Tuesday, August 20, 2013
A Little Hic, Haec, Hoc
They were now to go to Oxford, and astonish the natives there, by showing that a little hic, haec, hoc, may come even out of Galilee; that a youth never drawn through the wire-gauge of Eton, Harrow, or Rugby, may carry still the electric spark, and be taper and well-rounded. Half their learning accrued sub dio, in the manner of the ancients. Uncle John would lead them between the trees and down to some forest dingle, the boy on his right hand construing aloud or parsing very slowly, the little spark at his left all glowing to explode at the first mistake. Δεξιόσειρος made the running, until he tripped and fell mentally, and even then he was set on his legs, unless the other was down upon him; but in the latter case the yoke-mate leaped into the harness. The stroke-oar on the river that evening was awarded to the one who paced the greatest number of stades in the active voice of expounding. The accuracy, the caution, born of this warm rivalry, became at last so vigilant, that the boy who won the toss for the right-hand place at starting, was almost sure of the stroke-oar.out of Galilee: "out of Galilee ariseth no prophet" (John 7:52).

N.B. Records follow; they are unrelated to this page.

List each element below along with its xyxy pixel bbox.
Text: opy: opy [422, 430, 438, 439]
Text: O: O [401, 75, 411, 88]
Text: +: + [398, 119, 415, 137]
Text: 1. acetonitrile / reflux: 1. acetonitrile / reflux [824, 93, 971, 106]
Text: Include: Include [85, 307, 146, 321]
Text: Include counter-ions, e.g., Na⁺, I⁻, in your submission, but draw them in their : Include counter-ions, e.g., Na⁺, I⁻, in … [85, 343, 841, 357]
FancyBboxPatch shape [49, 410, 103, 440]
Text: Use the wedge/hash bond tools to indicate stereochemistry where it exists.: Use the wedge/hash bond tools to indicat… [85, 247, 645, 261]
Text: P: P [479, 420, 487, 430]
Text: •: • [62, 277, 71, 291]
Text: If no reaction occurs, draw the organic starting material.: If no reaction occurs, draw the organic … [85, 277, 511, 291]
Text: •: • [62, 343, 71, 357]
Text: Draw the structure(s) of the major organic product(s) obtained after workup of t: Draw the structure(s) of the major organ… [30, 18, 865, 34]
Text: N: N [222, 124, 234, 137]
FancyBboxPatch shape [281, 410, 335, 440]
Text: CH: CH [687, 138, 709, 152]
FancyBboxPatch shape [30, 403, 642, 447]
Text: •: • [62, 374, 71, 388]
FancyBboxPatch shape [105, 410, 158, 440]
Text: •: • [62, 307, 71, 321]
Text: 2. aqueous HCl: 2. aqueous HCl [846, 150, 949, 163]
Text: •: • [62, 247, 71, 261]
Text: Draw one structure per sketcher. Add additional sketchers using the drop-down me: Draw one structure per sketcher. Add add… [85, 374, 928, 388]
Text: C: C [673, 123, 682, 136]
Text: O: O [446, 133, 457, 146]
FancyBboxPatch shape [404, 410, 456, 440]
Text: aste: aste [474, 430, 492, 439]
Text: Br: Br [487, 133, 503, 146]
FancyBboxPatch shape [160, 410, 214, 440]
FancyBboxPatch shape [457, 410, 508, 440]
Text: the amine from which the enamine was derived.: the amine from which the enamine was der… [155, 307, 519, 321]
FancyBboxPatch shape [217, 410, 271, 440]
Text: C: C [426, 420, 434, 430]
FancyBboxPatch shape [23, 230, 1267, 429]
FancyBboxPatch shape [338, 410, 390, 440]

So they passed the matriculation test with consummate ease, and delighted the college tutor by their clear bold writing. They had not read so much as some men have before entering the University, but all their knowledge was close and firm, and staunch enough for a spring-board. And they wrote most excellent Latin prose, and Greek verse easily flowing.
sub dio: "under the open sky, in the open air" (Lewis & Short, s.v. divus II.B)
Δεξιόσειρος, sc. ἵππος: "right-hand trace-horse in team of four, which did the hardest work: hence, generally, vigorous, impetuous" (Liddell-Scott-Jones).